Paper Title:    Rethink the Sync
Author:     Nightingale et al.
Date:     2006

Novel Idea
The authors introduces a new model of local file I/O (termed external synchrony) that resolves the tension between the durability of synchronous I/O and the performance of asynchronous I/O. This is accomplished by defining durability in terms of observable actions, and buffering all output that is causally dependent on uncommitted modifications. They use output-triggered commits to balance between throughput and latency.


Main Result(s):
Durability is maintained even in the face of power outages. Performance is within 7% of asynchronous ext3 (and two orders of magnitude faster than synchronous ext3), even for I/O-intensive benchmarks.
Impact:
A relatively recent paper, so this is harder to judge. Only four citations on ACM portal, but it won best paper at OSDI. Roughly 100 Google hits for "external synchrony".
Evidence:
The authors compare the durability and performance of xsyncfs, and examine how xsyncfs affects the performance of applications that synchronize explicitly, and the affect of output-triggered commits on xsyncfs performance. All evaluations were performed on identical computers. Xsynfs data is durable both on writes and on fsyncs. Performance was evaluated on a variety of benchmarks. Eager commit favors latency too heavily over throughput, resulting in decreased performance.
Prior Work:
Competitive work:     eNVy is a filesystem that stroes data on flash-based NVRAM that improves write performance, and xsyncfs could serve a similar role.
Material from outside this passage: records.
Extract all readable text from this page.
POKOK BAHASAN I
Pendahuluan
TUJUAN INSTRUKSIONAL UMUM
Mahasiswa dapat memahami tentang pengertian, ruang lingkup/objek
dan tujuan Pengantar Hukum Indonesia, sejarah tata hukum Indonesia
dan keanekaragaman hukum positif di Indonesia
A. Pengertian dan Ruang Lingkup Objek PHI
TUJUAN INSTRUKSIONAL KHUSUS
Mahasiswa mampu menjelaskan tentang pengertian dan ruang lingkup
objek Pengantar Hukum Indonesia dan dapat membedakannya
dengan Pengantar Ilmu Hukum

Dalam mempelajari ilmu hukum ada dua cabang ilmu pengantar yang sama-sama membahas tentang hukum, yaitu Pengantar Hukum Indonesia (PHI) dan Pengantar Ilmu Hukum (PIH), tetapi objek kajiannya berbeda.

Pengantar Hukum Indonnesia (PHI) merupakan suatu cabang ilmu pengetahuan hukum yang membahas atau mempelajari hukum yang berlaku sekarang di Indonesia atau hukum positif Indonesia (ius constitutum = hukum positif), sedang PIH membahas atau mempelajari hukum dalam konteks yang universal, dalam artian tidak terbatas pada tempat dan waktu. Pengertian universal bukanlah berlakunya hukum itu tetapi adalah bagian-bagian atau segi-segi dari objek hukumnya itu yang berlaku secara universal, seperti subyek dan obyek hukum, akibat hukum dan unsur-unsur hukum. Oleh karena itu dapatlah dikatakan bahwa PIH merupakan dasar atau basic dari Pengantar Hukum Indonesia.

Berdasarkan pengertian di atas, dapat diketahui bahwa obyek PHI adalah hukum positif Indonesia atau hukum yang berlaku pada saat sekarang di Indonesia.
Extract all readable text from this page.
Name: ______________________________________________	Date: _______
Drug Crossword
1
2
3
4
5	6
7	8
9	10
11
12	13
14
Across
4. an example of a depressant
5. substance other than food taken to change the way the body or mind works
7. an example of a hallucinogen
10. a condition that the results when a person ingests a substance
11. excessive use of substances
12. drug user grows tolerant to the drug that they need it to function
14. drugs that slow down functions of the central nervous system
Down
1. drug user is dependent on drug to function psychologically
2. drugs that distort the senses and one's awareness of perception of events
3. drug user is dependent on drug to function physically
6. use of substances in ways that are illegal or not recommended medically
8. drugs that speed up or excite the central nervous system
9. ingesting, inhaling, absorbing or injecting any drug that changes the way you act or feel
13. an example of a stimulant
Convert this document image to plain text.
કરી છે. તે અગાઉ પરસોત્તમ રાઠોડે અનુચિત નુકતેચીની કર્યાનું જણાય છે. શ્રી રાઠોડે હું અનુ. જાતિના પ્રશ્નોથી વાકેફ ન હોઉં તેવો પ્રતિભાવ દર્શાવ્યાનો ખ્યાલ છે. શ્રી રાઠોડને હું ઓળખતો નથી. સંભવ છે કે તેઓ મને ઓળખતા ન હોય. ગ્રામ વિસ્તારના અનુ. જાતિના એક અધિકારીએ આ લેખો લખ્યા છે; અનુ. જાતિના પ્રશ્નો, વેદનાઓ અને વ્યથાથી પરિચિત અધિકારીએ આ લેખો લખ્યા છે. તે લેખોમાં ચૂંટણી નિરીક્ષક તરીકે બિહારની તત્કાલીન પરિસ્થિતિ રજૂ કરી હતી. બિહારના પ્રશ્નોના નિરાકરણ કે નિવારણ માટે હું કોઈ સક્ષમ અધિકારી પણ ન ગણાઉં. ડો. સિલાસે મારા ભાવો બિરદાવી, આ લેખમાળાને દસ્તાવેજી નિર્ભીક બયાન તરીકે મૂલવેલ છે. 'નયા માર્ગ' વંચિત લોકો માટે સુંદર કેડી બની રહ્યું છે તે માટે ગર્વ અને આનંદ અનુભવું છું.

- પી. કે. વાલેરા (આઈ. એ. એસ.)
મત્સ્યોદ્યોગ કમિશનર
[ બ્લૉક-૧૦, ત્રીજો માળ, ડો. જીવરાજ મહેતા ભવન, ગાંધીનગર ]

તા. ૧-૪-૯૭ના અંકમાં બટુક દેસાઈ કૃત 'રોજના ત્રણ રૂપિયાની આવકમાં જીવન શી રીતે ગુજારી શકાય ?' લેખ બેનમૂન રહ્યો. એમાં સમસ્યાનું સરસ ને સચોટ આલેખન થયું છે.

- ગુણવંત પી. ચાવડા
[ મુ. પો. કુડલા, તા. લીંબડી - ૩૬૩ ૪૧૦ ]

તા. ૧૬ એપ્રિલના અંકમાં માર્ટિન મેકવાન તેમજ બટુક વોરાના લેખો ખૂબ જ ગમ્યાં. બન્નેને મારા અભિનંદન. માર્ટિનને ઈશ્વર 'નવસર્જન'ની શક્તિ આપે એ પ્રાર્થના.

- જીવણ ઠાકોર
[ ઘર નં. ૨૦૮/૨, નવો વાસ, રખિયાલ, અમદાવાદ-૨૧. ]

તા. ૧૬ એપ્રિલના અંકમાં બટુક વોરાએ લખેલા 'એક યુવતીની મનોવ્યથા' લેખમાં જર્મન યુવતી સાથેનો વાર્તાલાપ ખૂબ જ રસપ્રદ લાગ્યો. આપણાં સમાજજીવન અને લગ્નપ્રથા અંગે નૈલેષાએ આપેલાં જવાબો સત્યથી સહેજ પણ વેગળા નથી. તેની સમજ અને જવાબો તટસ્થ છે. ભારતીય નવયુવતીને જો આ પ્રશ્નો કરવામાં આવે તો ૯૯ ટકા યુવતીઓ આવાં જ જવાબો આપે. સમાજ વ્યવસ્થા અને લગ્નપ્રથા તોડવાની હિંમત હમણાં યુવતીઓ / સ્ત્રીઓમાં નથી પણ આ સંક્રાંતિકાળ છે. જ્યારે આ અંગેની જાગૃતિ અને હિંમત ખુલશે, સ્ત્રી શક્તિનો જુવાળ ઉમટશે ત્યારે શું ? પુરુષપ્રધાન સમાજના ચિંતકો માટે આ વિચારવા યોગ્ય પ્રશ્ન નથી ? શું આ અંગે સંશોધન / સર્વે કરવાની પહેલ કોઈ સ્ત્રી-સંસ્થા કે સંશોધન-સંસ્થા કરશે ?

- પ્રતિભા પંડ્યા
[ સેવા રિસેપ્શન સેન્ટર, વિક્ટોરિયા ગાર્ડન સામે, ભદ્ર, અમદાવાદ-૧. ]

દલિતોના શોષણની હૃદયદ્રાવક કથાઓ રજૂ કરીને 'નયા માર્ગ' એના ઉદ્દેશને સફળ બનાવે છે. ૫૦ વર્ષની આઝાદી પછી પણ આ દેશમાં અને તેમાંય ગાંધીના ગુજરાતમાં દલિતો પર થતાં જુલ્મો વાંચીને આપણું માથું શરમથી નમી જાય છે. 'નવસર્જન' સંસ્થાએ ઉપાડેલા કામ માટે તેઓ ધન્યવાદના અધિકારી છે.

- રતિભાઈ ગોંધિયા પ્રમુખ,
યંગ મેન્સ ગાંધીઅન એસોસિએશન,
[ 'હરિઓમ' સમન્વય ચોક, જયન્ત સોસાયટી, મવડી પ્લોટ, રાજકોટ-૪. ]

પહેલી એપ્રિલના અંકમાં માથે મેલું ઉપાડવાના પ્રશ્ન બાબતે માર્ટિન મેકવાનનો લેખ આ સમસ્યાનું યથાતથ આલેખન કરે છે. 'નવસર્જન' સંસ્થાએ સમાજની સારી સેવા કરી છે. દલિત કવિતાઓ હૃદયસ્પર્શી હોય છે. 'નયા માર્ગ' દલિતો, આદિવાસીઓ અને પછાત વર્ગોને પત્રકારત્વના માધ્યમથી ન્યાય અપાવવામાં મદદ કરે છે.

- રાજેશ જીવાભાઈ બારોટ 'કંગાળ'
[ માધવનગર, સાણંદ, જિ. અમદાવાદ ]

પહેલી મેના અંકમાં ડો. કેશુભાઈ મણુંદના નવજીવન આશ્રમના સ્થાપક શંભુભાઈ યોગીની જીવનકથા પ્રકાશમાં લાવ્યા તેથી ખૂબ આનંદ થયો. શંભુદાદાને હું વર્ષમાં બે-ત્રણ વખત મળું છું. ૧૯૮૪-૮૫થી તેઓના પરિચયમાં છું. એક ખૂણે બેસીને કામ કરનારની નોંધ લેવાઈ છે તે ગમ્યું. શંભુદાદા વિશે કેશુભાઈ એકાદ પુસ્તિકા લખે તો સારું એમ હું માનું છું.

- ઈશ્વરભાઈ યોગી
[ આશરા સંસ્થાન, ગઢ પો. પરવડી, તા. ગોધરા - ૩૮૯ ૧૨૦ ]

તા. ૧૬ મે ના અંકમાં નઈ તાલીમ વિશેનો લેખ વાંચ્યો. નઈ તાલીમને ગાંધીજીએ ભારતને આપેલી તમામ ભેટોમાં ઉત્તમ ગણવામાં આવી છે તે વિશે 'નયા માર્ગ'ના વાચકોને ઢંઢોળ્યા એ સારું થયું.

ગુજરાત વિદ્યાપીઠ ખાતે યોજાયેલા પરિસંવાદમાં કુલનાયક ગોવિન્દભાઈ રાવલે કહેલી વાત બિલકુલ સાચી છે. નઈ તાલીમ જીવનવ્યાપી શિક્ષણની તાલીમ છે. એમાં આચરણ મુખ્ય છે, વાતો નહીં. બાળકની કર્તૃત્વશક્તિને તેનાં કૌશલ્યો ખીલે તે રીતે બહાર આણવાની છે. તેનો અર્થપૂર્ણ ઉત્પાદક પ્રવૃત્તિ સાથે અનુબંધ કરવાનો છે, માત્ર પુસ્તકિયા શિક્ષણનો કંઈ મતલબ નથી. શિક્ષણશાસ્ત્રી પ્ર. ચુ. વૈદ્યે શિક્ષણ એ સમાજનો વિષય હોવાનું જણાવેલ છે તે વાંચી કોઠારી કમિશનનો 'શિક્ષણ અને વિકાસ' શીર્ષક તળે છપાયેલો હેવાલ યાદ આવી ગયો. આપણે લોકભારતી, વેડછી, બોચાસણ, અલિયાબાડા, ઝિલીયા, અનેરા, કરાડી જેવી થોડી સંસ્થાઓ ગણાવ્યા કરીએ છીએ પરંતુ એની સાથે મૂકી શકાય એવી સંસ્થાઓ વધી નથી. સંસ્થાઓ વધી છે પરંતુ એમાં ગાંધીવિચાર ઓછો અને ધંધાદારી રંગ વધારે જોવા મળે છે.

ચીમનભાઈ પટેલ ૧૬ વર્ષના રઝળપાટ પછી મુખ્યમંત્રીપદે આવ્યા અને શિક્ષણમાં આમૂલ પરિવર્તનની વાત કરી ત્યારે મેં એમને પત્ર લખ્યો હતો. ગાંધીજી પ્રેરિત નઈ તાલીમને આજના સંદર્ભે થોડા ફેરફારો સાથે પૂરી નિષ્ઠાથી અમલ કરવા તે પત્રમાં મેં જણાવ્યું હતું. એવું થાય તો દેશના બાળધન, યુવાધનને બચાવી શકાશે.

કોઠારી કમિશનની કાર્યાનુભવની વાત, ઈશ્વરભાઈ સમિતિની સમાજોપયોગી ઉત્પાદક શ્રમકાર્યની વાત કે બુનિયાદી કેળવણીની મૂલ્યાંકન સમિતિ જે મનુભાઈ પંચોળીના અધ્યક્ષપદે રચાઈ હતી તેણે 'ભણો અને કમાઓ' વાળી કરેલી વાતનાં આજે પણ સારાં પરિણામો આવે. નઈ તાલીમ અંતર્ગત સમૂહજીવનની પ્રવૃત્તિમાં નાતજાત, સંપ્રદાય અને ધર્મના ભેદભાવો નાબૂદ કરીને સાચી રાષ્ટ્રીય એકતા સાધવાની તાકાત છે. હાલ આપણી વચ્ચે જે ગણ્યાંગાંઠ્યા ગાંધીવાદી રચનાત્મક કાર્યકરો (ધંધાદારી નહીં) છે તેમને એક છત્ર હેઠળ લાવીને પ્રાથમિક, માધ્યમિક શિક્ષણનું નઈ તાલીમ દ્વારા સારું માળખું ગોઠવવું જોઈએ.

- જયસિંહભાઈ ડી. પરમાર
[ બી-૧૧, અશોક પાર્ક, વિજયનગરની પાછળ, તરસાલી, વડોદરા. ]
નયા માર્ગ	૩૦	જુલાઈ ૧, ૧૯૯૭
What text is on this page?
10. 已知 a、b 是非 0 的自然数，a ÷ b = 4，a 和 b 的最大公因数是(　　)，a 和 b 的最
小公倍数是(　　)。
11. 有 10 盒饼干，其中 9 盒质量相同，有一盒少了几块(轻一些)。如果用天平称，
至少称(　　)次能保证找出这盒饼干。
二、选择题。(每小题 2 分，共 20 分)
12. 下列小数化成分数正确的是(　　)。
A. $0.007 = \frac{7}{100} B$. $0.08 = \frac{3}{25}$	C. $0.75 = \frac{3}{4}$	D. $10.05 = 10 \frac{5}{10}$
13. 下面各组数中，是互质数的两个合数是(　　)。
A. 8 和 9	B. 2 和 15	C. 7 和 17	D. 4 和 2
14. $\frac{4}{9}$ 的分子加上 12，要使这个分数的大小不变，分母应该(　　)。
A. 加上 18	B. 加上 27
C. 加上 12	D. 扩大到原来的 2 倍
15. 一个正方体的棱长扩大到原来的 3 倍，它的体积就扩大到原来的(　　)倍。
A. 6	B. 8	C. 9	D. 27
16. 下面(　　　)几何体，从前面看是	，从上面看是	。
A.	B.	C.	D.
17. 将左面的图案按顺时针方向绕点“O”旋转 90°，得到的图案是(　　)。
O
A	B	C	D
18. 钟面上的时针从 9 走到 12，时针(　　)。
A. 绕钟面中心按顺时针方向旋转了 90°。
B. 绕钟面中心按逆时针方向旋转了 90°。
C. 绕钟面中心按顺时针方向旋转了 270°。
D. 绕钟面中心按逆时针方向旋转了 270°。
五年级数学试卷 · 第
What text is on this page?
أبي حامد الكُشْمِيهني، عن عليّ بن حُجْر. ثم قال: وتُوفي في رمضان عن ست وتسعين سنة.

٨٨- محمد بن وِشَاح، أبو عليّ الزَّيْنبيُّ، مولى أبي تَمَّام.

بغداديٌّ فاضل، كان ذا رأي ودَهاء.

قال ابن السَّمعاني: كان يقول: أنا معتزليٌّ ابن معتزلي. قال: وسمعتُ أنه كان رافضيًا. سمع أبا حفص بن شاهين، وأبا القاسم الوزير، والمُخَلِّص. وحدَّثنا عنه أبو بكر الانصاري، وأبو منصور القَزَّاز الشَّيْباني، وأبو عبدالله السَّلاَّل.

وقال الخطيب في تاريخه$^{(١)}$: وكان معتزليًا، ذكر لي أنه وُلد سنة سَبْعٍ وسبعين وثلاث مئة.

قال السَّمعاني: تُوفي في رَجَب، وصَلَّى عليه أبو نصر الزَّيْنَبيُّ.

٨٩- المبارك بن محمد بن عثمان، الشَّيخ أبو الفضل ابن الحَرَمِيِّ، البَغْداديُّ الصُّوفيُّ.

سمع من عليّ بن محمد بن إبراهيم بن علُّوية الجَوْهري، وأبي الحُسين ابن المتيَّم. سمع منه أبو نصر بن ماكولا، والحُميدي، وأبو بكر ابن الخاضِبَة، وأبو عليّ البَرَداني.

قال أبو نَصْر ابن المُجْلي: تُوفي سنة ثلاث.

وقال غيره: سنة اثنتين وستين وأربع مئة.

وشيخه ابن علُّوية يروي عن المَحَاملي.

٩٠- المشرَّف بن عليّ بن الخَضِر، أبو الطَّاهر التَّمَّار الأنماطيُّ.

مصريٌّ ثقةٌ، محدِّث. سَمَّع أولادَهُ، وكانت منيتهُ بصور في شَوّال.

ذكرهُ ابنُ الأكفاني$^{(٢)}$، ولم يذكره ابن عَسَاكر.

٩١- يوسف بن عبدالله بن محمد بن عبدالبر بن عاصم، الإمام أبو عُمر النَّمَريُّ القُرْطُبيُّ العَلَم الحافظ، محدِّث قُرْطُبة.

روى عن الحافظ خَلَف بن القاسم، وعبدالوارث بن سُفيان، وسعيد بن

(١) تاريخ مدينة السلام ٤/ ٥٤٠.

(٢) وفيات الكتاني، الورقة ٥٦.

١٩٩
OS transactions and tansactional filesystems provide similar durability and performance, but require applications to be modified to specify transaction boundaries explicitly.
Reproducibility
Question:
Does the choice between eager and output-driven commit change for different applications?
Criticism:
No discussion of backing storage based on non-volatile flash-based memory, and what effect its adoption would have on the design decisions embodied in xsyncfs.
Ideas for further work:     Address the above criticism.



Novel Idea:
Hide the output of processes with pending disk operations from the user
until these operations are durable to provide consistent durability
without modifying or stalling the application.
Main Result(s):
The above scheme can make all application writes durable with
substantially less overhead than existing approaches.
Impact:
Shows that default-durable writes can be provided practically for
unmodified applications.
Evidence:
The authors demonstrated that their scheme provided durability by
powering down systems and comparing external UDP-based logs with the
contents of its disk; they ran several synthetic benchmarks to compare
its performance to ext3 with various levels of
synchronization/journaling options.
Prior Work:
Speculator (from which the hide-visible-output hackery comes);
journaling filesystems.
Competitive work:
Hardware solutions (battery-backed RAM; flash; etc.); databases; make it
easy to program with asynchronous I/O and wait for its completion
Reproducibility:
The durability experiment is not well-enough described to faithfully
reproduce (what was the workload? though they did only present
qualitative results); the others seem to be well enough described.
Question:
Should operating systems be exporting these default-durable interfaces
to applications (or, instead, should one require applications to be
explicitly about their durability concerns and try allow them to easily
express this)?
Criticism:
- Some quantative results (e.g how out of date was the data? how much
was written and how often was it corrupted?) from the durability
experiments would be nice.
- The authors do not measure how they effect the user-preceived latency
of transactions in the MySQL benchmark and of operations in the PostMark
benchmark.
Ideas for further work:
- Doing this at the language or library level on top of unmodified OSes.
- Providing applications finer-grained control the in presence of a
mechanism like this (and a default-durable policy).
- Doing this for a networked file system.